Les vérifications des conséquences peuvent être expérimentales mais aussi observationnelles quand l'expérience n'est pas réalisable et c'est le cas dans la plupart des sciences naturelles. Il s'agit alors de collecter le plus grand nombre de faits allant dans le sens de la nouvelle théorie. La logique de la preuve n'existe en fait que dans les mathématiques. Même dans les sciences expérimentales, trouver l'expérience cruciale qui prouvera sans conteste la véracité de la théorie est difficile et peu fréquent. Alors on va accumuler des expériences aux résultats plus ou moins ambigus et les statistiques feront le reste. Les preuves seront amenées de façon progressive et ne seront en fait jamais définitives. Certains vont même jusqu'à donner un petit coup de pouce aux statistiques pour faire émerger des résultats significatifs pour la nouvelle théorie. Mendel, sans doute inconsciemment et on lui pardonne puisqu'il avait raison, a utilisé ce procédé car les expériences qu'il avait menées ne pouvait conduire de manière fiable aux célèbres proportions qui ont été à la base de la génétique. Les poids respectifs des résultats expérimentaux comme les faits d'observation sont donc eux aussi susceptibles d'être influencés par la théorie : l'objectivité est un concept difficile à mettre en oeuvre.

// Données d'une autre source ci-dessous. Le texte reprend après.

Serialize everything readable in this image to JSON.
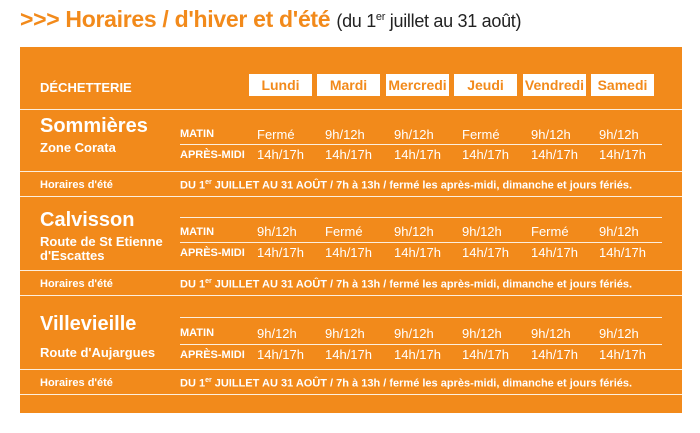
{
  "title": {
    "arrows": ">>>",
    "main": "Horaires / d'hiver et d'été",
    "sub_before": "(du 1",
    "sub_sup": "er",
    "sub_after": " juillet au 31 août)"
  },
  "table": {
    "header_label": "DÉCHETTERIE",
    "days": [
      "Lundi",
      "Mardi",
      "Mercredi",
      "Jeudi",
      "Vendredi",
      "Samedi"
    ],
    "morning_label": "MATIN",
    "afternoon_label": "APRÈS-MIDI",
    "summer_label": "Horaires d'été",
    "summer_text_before": "DU 1",
    "summer_text_sup": "er",
    "summer_text_after": " JUILLET AU 31 AOÛT / 7h à 13h / fermé les après-midi, dimanche et jours fériés.",
    "sites": [
      {
        "name": "Sommières",
        "address": "Zone Corata",
        "morning": [
          "Fermé",
          "9h/12h",
          "9h/12h",
          "Fermé",
          "9h/12h",
          "9h/12h"
        ],
        "afternoon": [
          "14h/17h",
          "14h/17h",
          "14h/17h",
          "14h/17h",
          "14h/17h",
          "14h/17h"
        ]
      },
      {
        "name": "Calvisson",
        "address": "Route de St Etienne d'Escattes",
        "morning": [
          "9h/12h",
          "Fermé",
          "9h/12h",
          "9h/12h",
          "Fermé",
          "9h/12h"
        ],
        "afternoon": [
          "14h/17h",
          "14h/17h",
          "14h/17h",
          "14h/17h",
          "14h/17h",
          "14h/17h"
        ]
      },
      {
        "name": "Villevieille",
        "address": "Route d'Aujargues",
        "morning": [
          "9h/12h",
          "9h/12h",
          "9h/12h",
          "9h/12h",
          "9h/12h",
          "9h/12h"
        ],
        "afternoon": [
          "14h/17h",
          "14h/17h",
          "14h/17h",
          "14h/17h",
          "14h/17h",
          "14h/17h"
        ]
      }
    ]
  },
  "colors": {
    "accent": "#f28a1b",
    "text_dark": "#222222",
    "white": "#ffffff"
  }
}
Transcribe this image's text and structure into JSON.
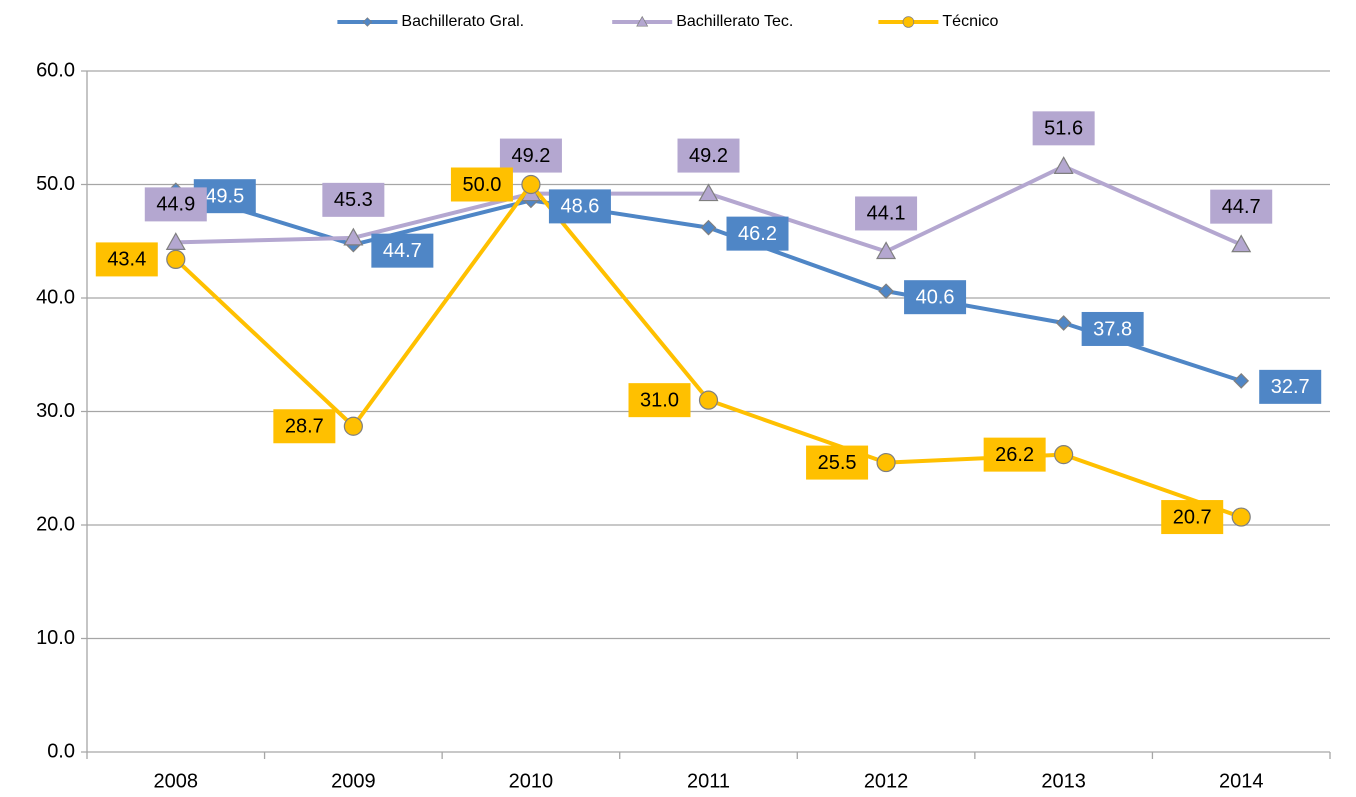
{
  "chart_data": {
    "type": "line",
    "categories": [
      "2008",
      "2009",
      "2010",
      "2011",
      "2012",
      "2013",
      "2014"
    ],
    "series": [
      {
        "name": "Bachillerato Gral.",
        "color": "#4f86c6",
        "marker": "diamond",
        "label_side": "right",
        "values": [
          49.5,
          44.7,
          48.6,
          46.2,
          40.6,
          37.8,
          32.7
        ],
        "value_labels": [
          "49.5",
          "44.7",
          "48.6",
          "46.2",
          "40.6",
          "37.8",
          "32.7"
        ]
      },
      {
        "name": "Bachillerato Tec.",
        "color": "#b4a7d0",
        "marker": "triangle",
        "label_side": "top",
        "values": [
          44.9,
          45.3,
          49.2,
          49.2,
          44.1,
          51.6,
          44.7
        ],
        "value_labels": [
          "44.9",
          "45.3",
          "49.2",
          "49.2",
          "44.1",
          "51.6",
          "44.7"
        ]
      },
      {
        "name": "Técnico",
        "color": "#ffc000",
        "marker": "circle",
        "label_side": "left",
        "values": [
          43.4,
          28.7,
          50.0,
          31.0,
          25.5,
          26.2,
          20.7
        ],
        "value_labels": [
          "43.4",
          "28.7",
          "50.0",
          "31.0",
          "25.5",
          "26.2",
          "20.7"
        ]
      }
    ],
    "ylim": [
      0,
      60
    ],
    "yticks": [
      {
        "value": 0,
        "label": "0.0"
      },
      {
        "value": 10,
        "label": "10.0"
      },
      {
        "value": 20,
        "label": "20.0"
      },
      {
        "value": 30,
        "label": "30.0"
      },
      {
        "value": 40,
        "label": "40.0"
      },
      {
        "value": 50,
        "label": "50.0"
      },
      {
        "value": 60,
        "label": "60.0"
      }
    ],
    "grid": true,
    "legend": "top"
  }
}
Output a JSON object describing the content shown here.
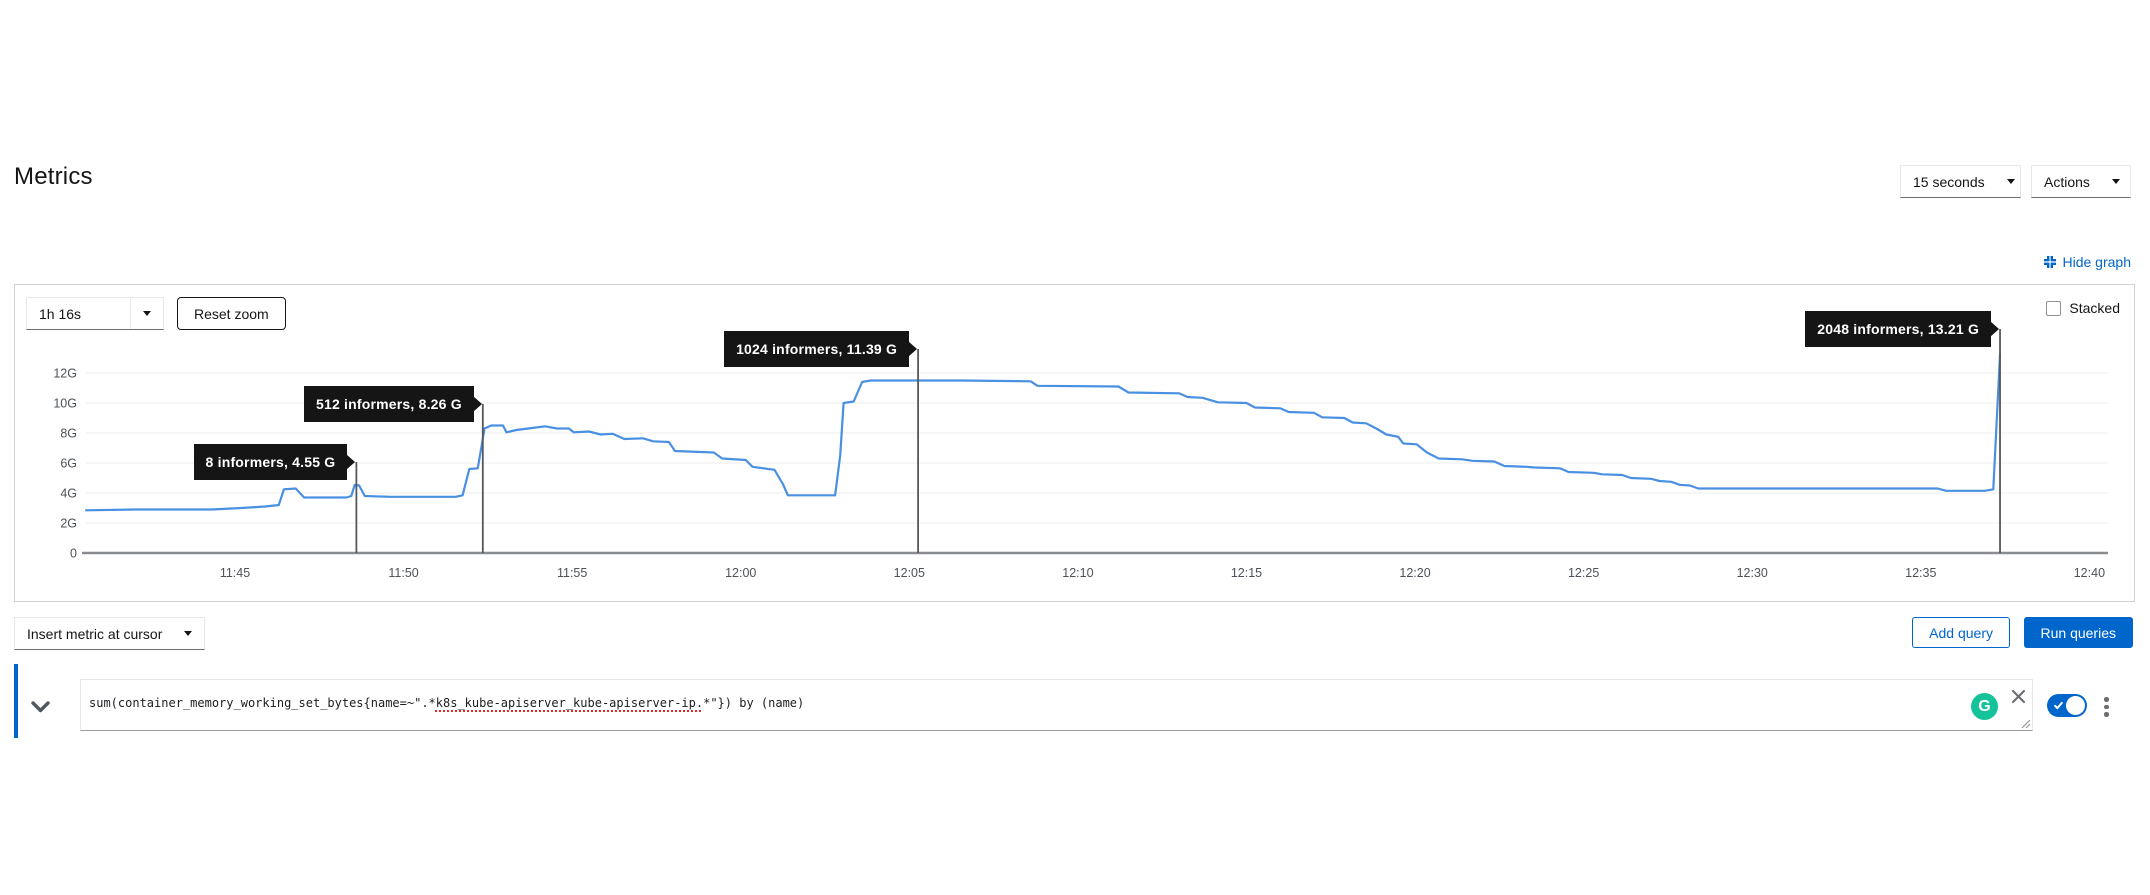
{
  "header": {
    "title": "Metrics",
    "interval_select": {
      "value": "15 seconds"
    },
    "actions_select": {
      "label": "Actions"
    },
    "hide_graph_label": "Hide graph"
  },
  "graph_panel": {
    "span_select": {
      "value": "1h 16s"
    },
    "reset_zoom_label": "Reset zoom",
    "stacked_label": "Stacked",
    "stacked_checked": false
  },
  "chart_data": {
    "type": "line",
    "title": "",
    "unit": "G",
    "x_axis": {
      "tick_minutes": [
        5,
        10,
        15,
        20,
        25,
        30,
        35,
        40,
        45,
        50,
        55,
        60
      ],
      "tick_labels": [
        "11:45",
        "11:50",
        "11:55",
        "12:00",
        "12:05",
        "12:10",
        "12:15",
        "12:20",
        "12:25",
        "12:30",
        "12:35",
        "12:40"
      ]
    },
    "y_axis": {
      "tick_values": [
        0,
        2,
        4,
        6,
        8,
        10,
        12
      ],
      "tick_labels": [
        "0",
        "2G",
        "4G",
        "6G",
        "8G",
        "10G",
        "12G"
      ]
    },
    "ylim": [
      0,
      14
    ],
    "grid": true,
    "series": [
      {
        "name": "sum(container_memory_working_set_bytes{name=~\".*k8s_kube-apiserver_kube-apiserver-ip.*\"}) by (name)",
        "color": "#4a90e2",
        "points": [
          [
            0.58,
            2.85
          ],
          [
            2.0,
            2.9
          ],
          [
            4.3,
            2.9
          ],
          [
            5.2,
            3.0
          ],
          [
            5.9,
            3.1
          ],
          [
            6.3,
            3.2
          ],
          [
            6.45,
            4.25
          ],
          [
            6.8,
            4.3
          ],
          [
            7.05,
            3.7
          ],
          [
            8.3,
            3.7
          ],
          [
            8.45,
            3.8
          ],
          [
            8.55,
            4.55
          ],
          [
            8.68,
            4.5
          ],
          [
            8.85,
            3.8
          ],
          [
            9.6,
            3.75
          ],
          [
            11.55,
            3.75
          ],
          [
            11.75,
            3.85
          ],
          [
            11.95,
            5.6
          ],
          [
            12.2,
            5.65
          ],
          [
            12.4,
            8.3
          ],
          [
            12.6,
            8.5
          ],
          [
            12.95,
            8.5
          ],
          [
            13.05,
            8.05
          ],
          [
            13.35,
            8.2
          ],
          [
            13.7,
            8.3
          ],
          [
            14.2,
            8.45
          ],
          [
            14.55,
            8.3
          ],
          [
            14.9,
            8.3
          ],
          [
            15.05,
            8.05
          ],
          [
            15.5,
            8.1
          ],
          [
            15.85,
            7.9
          ],
          [
            16.2,
            7.95
          ],
          [
            16.55,
            7.6
          ],
          [
            17.1,
            7.65
          ],
          [
            17.4,
            7.45
          ],
          [
            17.87,
            7.4
          ],
          [
            18.05,
            6.8
          ],
          [
            19.2,
            6.7
          ],
          [
            19.45,
            6.3
          ],
          [
            20.15,
            6.2
          ],
          [
            20.35,
            5.75
          ],
          [
            21.0,
            5.55
          ],
          [
            21.25,
            4.6
          ],
          [
            21.4,
            3.85
          ],
          [
            22.8,
            3.85
          ],
          [
            22.95,
            6.5
          ],
          [
            23.05,
            10.0
          ],
          [
            23.35,
            10.1
          ],
          [
            23.6,
            11.4
          ],
          [
            23.85,
            11.5
          ],
          [
            26.5,
            11.5
          ],
          [
            28.6,
            11.45
          ],
          [
            28.8,
            11.15
          ],
          [
            31.2,
            11.1
          ],
          [
            31.5,
            10.7
          ],
          [
            33.0,
            10.65
          ],
          [
            33.25,
            10.4
          ],
          [
            33.7,
            10.35
          ],
          [
            34.15,
            10.05
          ],
          [
            35.0,
            10.0
          ],
          [
            35.25,
            9.7
          ],
          [
            36.0,
            9.65
          ],
          [
            36.25,
            9.4
          ],
          [
            37.0,
            9.35
          ],
          [
            37.25,
            9.05
          ],
          [
            37.9,
            9.0
          ],
          [
            38.15,
            8.7
          ],
          [
            38.55,
            8.65
          ],
          [
            38.85,
            8.3
          ],
          [
            39.15,
            7.9
          ],
          [
            39.5,
            7.75
          ],
          [
            39.65,
            7.3
          ],
          [
            40.05,
            7.25
          ],
          [
            40.35,
            6.7
          ],
          [
            40.7,
            6.3
          ],
          [
            41.4,
            6.25
          ],
          [
            41.7,
            6.15
          ],
          [
            42.35,
            6.1
          ],
          [
            42.65,
            5.8
          ],
          [
            43.3,
            5.75
          ],
          [
            43.55,
            5.7
          ],
          [
            44.3,
            5.65
          ],
          [
            44.55,
            5.4
          ],
          [
            45.3,
            5.35
          ],
          [
            45.55,
            5.25
          ],
          [
            46.15,
            5.2
          ],
          [
            46.4,
            5.0
          ],
          [
            47.0,
            4.95
          ],
          [
            47.25,
            4.8
          ],
          [
            47.6,
            4.75
          ],
          [
            47.85,
            4.55
          ],
          [
            48.15,
            4.5
          ],
          [
            48.4,
            4.3
          ],
          [
            55.5,
            4.3
          ],
          [
            55.75,
            4.15
          ],
          [
            56.9,
            4.15
          ],
          [
            57.15,
            4.25
          ],
          [
            57.35,
            13.21
          ]
        ]
      }
    ],
    "annotations": [
      {
        "label": "8 informers, 4.55 G",
        "t_min": 8.6,
        "value_g": 4.55
      },
      {
        "label": "512 informers, 8.26 G",
        "t_min": 12.35,
        "value_g": 8.26
      },
      {
        "label": "1024 informers, 11.39 G",
        "t_min": 25.26,
        "value_g": 11.39
      },
      {
        "label": "2048 informers, 13.21 G",
        "t_min": 57.35,
        "value_g": 13.21
      }
    ],
    "legend": "none"
  },
  "query_toolbar": {
    "insert_metric_select": {
      "value": "Insert metric at cursor"
    },
    "add_query_label": "Add query",
    "run_queries_label": "Run queries"
  },
  "query_row": {
    "query_pre": "sum(container_memory_working_set_bytes{name=~\".*",
    "query_underlined": "k8s_kube-apiserver_kube-apiserver-ip.",
    "query_post": "*\"}) by (name)",
    "grammarly_letter": "G",
    "toggle_enabled": true
  },
  "colors": {
    "accent_blue": "#0066cc",
    "line_blue": "#4a90e2",
    "annotation_bg": "#151515",
    "grammarly_green": "#15c39a",
    "axis_text": "#4d5258"
  }
}
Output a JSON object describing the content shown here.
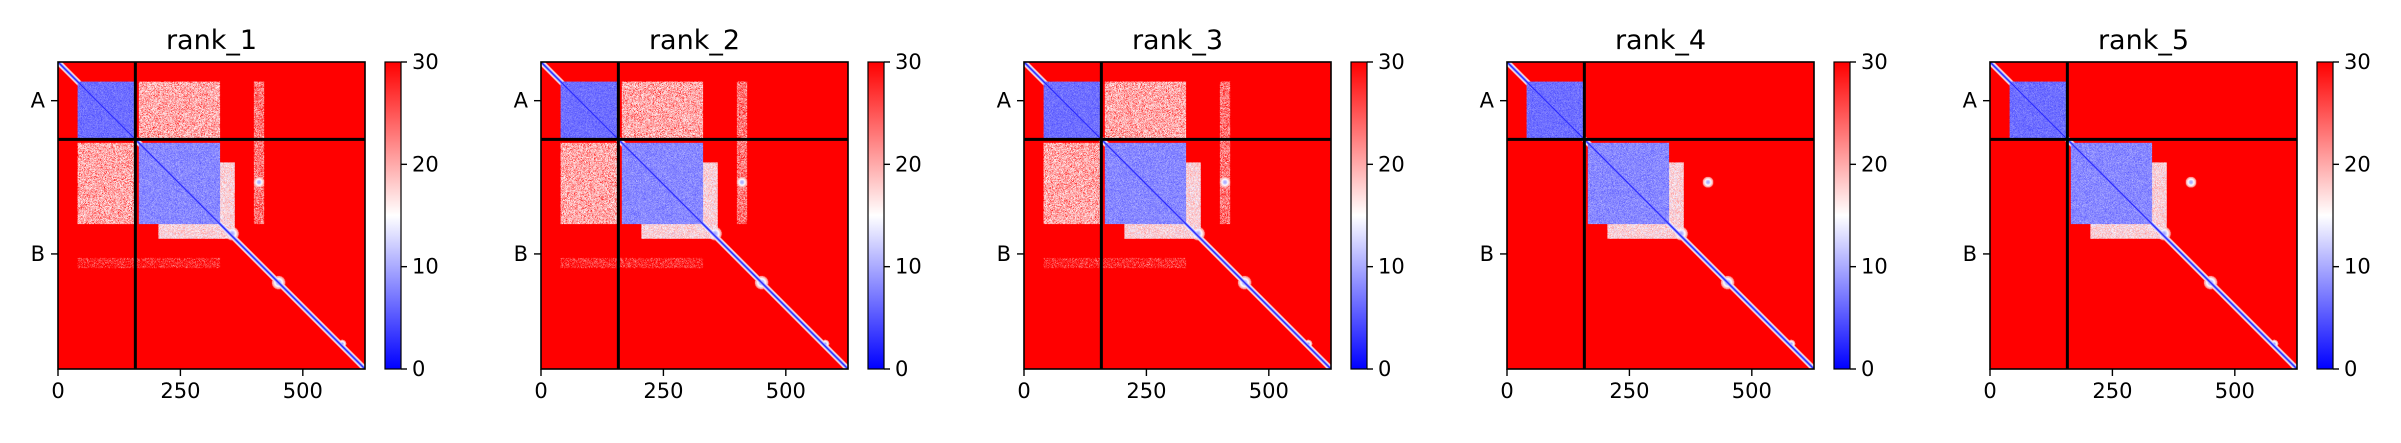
{
  "figure": {
    "background": "#ffffff"
  },
  "colormap": {
    "name": "bwr",
    "low": "#0000ff",
    "mid": "#ffffff",
    "high": "#ff0000",
    "min": 0,
    "max": 30
  },
  "chart_data": [
    {
      "type": "heatmap",
      "title": "rank_1",
      "xticks": [
        "0",
        "250",
        "500"
      ],
      "xtick_values": [
        0,
        250,
        500
      ],
      "ytick_labels": [
        "A",
        "B"
      ],
      "ytick_values": [
        79,
        392
      ],
      "chain_boundary": 158,
      "length": 627,
      "colorbar": {
        "min": 0,
        "max": 30,
        "ticks": [
          "0",
          "10",
          "20",
          "30"
        ],
        "tick_values": [
          0,
          10,
          20,
          30
        ]
      },
      "confidence_variant": 0
    },
    {
      "type": "heatmap",
      "title": "rank_2",
      "xticks": [
        "0",
        "250",
        "500"
      ],
      "xtick_values": [
        0,
        250,
        500
      ],
      "ytick_labels": [
        "A",
        "B"
      ],
      "ytick_values": [
        79,
        392
      ],
      "chain_boundary": 158,
      "length": 627,
      "colorbar": {
        "min": 0,
        "max": 30,
        "ticks": [
          "0",
          "10",
          "20",
          "30"
        ],
        "tick_values": [
          0,
          10,
          20,
          30
        ]
      },
      "confidence_variant": 1
    },
    {
      "type": "heatmap",
      "title": "rank_3",
      "xticks": [
        "0",
        "250",
        "500"
      ],
      "xtick_values": [
        0,
        250,
        500
      ],
      "ytick_labels": [
        "A",
        "B"
      ],
      "ytick_values": [
        79,
        392
      ],
      "chain_boundary": 158,
      "length": 627,
      "colorbar": {
        "min": 0,
        "max": 30,
        "ticks": [
          "0",
          "10",
          "20",
          "30"
        ],
        "tick_values": [
          0,
          10,
          20,
          30
        ]
      },
      "confidence_variant": 2
    },
    {
      "type": "heatmap",
      "title": "rank_4",
      "xticks": [
        "0",
        "250",
        "500"
      ],
      "xtick_values": [
        0,
        250,
        500
      ],
      "ytick_labels": [
        "A",
        "B"
      ],
      "ytick_values": [
        79,
        392
      ],
      "chain_boundary": 158,
      "length": 627,
      "colorbar": {
        "min": 0,
        "max": 30,
        "ticks": [
          "0",
          "10",
          "20",
          "30"
        ],
        "tick_values": [
          0,
          10,
          20,
          30
        ]
      },
      "confidence_variant": 3
    },
    {
      "type": "heatmap",
      "title": "rank_5",
      "xticks": [
        "0",
        "250",
        "500"
      ],
      "xtick_values": [
        0,
        250,
        500
      ],
      "ytick_labels": [
        "A",
        "B"
      ],
      "ytick_values": [
        79,
        392
      ],
      "chain_boundary": 158,
      "length": 627,
      "colorbar": {
        "min": 0,
        "max": 30,
        "ticks": [
          "0",
          "10",
          "20",
          "30"
        ],
        "tick_values": [
          0,
          10,
          20,
          30
        ]
      },
      "confidence_variant": 4
    }
  ]
}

Dans ce sens, le critère le plus souvent employé pour la validation des résultats expérimentaux est celui de la reproductibilité de l'expérience. Dans les sciences observationnelles, cela se traduit par la recherche de faits significatifs les plus nombreux possible. Dans le cas où l'on cherche vraiment à reproduire les expériences pour qu'elles valident une théorie (dans le cas contraire, on essaie d'invalider une théorie gênante), on peut se trouver confronté à des protocoles délicats et complexes :

1- Newton avait décomposé la lumière et analysé le comportement des différentes couleurs à l'aide de prismes. Pendant un demi‑siècle, ses détracteurs ont contesté la reproductibilité de l'expérience car ils utilisaient des prismes de mauvaise qualité et ne les plaçaient pas de manière suffisamment précise.
2- L'expérience de la balance de Coulomb n'a jamais pu être reproduite, car très délicate. Elle est pourtant à la base de l'électro-statisme et de la fameuse loi en 1/r2.

Le critère de reproductibilité n'est pas infaillible, surtout dans le domaine les sciences de la vie où la variabilité est une condition justement vitale. Il ne doit donc pas être utilisé sans discernement pour invalider une théorie. Un ancien ministre de la Recherche disait fort à propos: « S'il se présentait au CNRS, Dieu serait collé. Il a fait une manip intéressante, mais personne n'a jamais réussi à la reproduire. Il a expliqué ses travaux dans une grosse publication, il y a très longtemps, mais ce n'était même pas en anglais et, depuis, il n'a plus rien publié. »

La logique de la preuve peut même parfois, dans des cas extrêmes, devenir stérilisante, quand les instances scientifiques exigent d'affiner le protocole d'expériences déjà concluantes, mais gênantes, ou d'obtenir une plus grande quantité de l'élément découvert pour confirmation. Ainsi, l'obtention d'un gramme de radium demanda à Marie Curie une dizaine d'années d'efforts sans avancée théorique.